Türkiye'nin bu alanda attığı adımlar, sadece ulusal güvenliğin güçlendirilmesi değil, aynı zamanda ekonomik ve teknolojik bağımsızlığın da bir yansımasıdır. TUSAŞ'ın yürüttüğü ANKA-3 ve Şimşek gibi insansız jet projeleri, 6. nesil savaş uçağı ile birlikte çalışabilecek, bu da Türkiye'nin hava kuvvetlerinin operasyonel yeteneklerini radikal bir şekilde artıracak. Bu strateji, bir pilotun tek başına değil, insansız hava araçlarının asistanlığıyla çok daha geniş bir operasyonel alanı kontrol edebilmesini sağlayacak.

Şöyle bir senaryo hayal edin, 5. Ve 6. Nesil savaş uçağına binen bir pilotumuz yanında 10 adet SIHA ile havalanıp, konvoy haline operasyon bölgesine yaklaşınca kendisini tehlikeye atmadan etrafındaki SIHA’ları ister kendi eliyle ister entegre yapay zeka ile önden gönderip atışları yaptırabilecek, ya da kendine güvenli bir alan açabilecek.

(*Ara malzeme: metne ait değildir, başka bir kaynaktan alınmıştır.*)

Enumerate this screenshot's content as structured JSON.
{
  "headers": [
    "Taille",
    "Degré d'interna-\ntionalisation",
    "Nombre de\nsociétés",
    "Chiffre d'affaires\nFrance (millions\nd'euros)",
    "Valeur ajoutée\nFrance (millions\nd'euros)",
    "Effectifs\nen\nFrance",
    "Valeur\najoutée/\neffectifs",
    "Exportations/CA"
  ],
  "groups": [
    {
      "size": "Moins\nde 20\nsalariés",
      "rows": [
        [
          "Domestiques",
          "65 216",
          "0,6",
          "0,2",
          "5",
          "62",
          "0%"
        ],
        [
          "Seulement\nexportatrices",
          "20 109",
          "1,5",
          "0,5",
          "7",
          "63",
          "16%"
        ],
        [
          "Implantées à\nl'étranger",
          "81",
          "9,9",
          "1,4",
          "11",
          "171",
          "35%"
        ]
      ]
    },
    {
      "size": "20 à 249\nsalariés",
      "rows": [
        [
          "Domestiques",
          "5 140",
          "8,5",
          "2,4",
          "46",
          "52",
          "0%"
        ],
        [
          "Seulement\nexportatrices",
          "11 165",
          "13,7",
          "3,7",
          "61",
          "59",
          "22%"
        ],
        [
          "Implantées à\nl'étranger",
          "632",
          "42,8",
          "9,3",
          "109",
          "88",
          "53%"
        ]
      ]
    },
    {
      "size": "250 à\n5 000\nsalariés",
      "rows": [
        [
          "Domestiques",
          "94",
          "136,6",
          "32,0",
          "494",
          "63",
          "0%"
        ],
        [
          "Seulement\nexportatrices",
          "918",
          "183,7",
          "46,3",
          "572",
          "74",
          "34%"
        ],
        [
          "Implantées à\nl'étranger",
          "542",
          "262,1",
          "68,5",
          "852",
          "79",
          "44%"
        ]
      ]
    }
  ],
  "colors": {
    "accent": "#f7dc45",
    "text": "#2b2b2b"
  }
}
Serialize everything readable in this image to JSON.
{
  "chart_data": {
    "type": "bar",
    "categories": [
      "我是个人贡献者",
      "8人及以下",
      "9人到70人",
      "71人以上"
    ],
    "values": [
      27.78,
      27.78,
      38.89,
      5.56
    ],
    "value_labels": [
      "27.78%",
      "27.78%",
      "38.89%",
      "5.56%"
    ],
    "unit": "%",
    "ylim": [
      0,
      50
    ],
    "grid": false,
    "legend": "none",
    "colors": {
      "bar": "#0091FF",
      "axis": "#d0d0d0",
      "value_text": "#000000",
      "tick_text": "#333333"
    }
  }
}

Türk mühendisliği, son yıllarda savunma sanayisinde dünyaya parmak ısırtan başarılara imza attı. Bu güven, Türkiye'nin sadece mevcut nesillerde değil, gelecekte de hava kuvvetlerinde söz sahibi olacağına dair umudumu artırıyor. Haluk Görgün'ün vizyonu, Türkiye'nin sadece bir kullanıcı değil, aynı zamanda bir üretici olarak dünya havacılık arenasında yer alması için atılmış cesur bir adım. Bu yolculukta, tüm Türk mühendislerine ve savunma sanayii çalışanlarına olan inancım tam. Geleceği şimdiden inşa etmek, Türkiye'nin önümüzdeki yıllarda ne kadar ileri gidebileceğinin bir göstergesidir.